Yes.
First, since it took me a minute to figure this out myself, let me formalize the difference between your question and $\mathsf{AlmostP}$; it's the order of quantifiers. $\mathsf{AlmostP} := \{L : Pr_R(L \in \mathsf{P}^R) = 1\}$, and the result you allude to is $\forall L\, L \in \mathsf{BPP} \iff Pr_R(L \in \mathsf{P}^R) = 1$. If I've understood correctly, you are asking if $Pr_R(\forall L\, L \in \mathsf{P}^R \cap \mathsf{COMP} \iff L \in \mathsf{BPP}) = Pr_R(\mathsf{P}^R \cap \mathsf{COMP} = \mathsf{BPP}) = 1$.
Consider
$p := 1-Pr_R(\mathsf{P}^R\cap \mathsf{COMP} = \mathsf{BPP}) = Pr_R(\exists L \in \mathsf{P}^R \cap \mathsf{COMP} \backslash \mathsf{BPP})$.

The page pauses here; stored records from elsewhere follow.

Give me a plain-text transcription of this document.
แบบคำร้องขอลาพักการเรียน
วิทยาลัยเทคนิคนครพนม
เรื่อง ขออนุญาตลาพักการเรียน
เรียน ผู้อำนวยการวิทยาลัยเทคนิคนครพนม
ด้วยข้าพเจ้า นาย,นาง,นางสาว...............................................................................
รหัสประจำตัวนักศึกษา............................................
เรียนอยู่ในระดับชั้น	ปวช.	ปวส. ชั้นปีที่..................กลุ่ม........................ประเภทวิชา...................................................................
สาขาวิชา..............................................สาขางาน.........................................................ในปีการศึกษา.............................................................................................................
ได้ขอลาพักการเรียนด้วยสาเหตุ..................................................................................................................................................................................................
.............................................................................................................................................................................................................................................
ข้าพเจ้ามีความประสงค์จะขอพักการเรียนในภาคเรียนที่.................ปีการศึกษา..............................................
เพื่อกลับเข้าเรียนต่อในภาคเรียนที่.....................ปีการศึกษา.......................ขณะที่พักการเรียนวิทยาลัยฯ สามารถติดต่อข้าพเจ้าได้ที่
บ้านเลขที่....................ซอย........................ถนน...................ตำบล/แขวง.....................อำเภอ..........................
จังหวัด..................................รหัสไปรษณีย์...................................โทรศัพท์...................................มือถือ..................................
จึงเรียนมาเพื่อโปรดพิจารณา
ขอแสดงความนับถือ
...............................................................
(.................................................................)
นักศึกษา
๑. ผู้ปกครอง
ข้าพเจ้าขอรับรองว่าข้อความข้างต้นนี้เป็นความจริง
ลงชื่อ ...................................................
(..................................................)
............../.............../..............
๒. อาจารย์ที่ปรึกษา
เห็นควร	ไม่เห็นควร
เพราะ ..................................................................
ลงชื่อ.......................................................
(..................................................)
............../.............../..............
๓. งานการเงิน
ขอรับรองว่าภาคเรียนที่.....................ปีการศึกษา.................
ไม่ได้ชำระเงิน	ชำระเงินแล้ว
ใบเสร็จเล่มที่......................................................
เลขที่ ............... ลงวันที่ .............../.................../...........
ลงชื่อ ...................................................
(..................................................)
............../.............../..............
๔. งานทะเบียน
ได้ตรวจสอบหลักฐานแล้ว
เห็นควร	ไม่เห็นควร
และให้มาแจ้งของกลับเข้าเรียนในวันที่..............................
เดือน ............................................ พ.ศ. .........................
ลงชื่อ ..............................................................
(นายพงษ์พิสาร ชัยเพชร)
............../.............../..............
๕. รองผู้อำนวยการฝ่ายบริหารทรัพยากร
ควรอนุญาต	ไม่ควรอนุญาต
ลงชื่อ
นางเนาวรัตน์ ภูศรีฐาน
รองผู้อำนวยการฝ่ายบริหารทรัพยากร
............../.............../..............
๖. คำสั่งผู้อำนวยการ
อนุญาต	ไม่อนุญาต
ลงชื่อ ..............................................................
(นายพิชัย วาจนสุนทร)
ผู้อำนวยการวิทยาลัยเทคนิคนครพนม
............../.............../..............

By the union bound, the $p$ is upper-bounded by $\sum_{L \in \mathsf{COMP}} Pr_R(L \in \mathsf{P}^R \backslash \mathsf{BPP})$. (Note that the latter sum is countable.) Now, by the 0-1 law - which applies since all the relevant statements do not change if we change $R$ finitely much - each individual probability in this sum is either 0 or 1. If the answer to your question is no, then $p=1$, so there must be some $L \in \mathsf{COMP}$ such that $Pr_R(L \in \mathsf{P}^R \backslash \mathsf{BPP}) = 1$. But this contradicts the fact that $\mathsf{AlmostP} = \mathsf{BPP}$.
Update Oct 10, 2014: As pointed out in the comment by Emil Jeřábek, the same argument applies to $\mathsf{AM}$ vs. $\mathsf{NP}^R$, since we also know that $\mathsf{AlmostNP} = \mathsf{AM}$.
He also points out that we didn't use anything about $\mathsf{COMP}$ other than that it is a countable class that contains $\mathsf{BPP}$ (resp., $\mathsf{AM}$). So the "interesting conclusion" in the OQ actually applies to any countable class of languages $\mathcal{C}$ that contains $\mathsf{AM}$: if $\mathsf{P} = \mathsf{NP}$, the "only" languages that witness the oracle separation $\mathsf{P}^R \neq \mathsf{NP}^R$ are outside of $\mathcal{C}$. But the latter statement feels somewhat misleading to me (it makes it sound like, for any $L_0$ we could consider $\mathcal{C} = \mathsf{AM} \cup \{L_0\}$, and thereby "show" that no $L_0$ realizes $\mathsf{NP}^R \neq \mathsf{P}^R$, contradicting the well-known theorem). Rather, writing it out symbolically, we've shown:
If $\mathsf{P} = \mathsf{NP}$, then $\forall \text{countable } \mathcal{C} \supseteq \mathsf{AM}\, Pr_R(\mathsf{NP}^R \neq \mathsf{P}^R \text{ and } \mathsf{NP}^R \cap \mathcal{C} = \mathsf{P}^R \cap \mathcal{C}) = 1$.
Note that, crucially, probability 1 is not the same thing as all $R$, and which full-measure set of $R$ satisfy the argument to $Pr_R$ can depend on $\mathcal{C}$. So if we try to alter $\mathcal{C}$ to $\mathcal{C} \cup \{L_0\}$, it at most removes a measure 0 set of $R$ that satisfy this statement.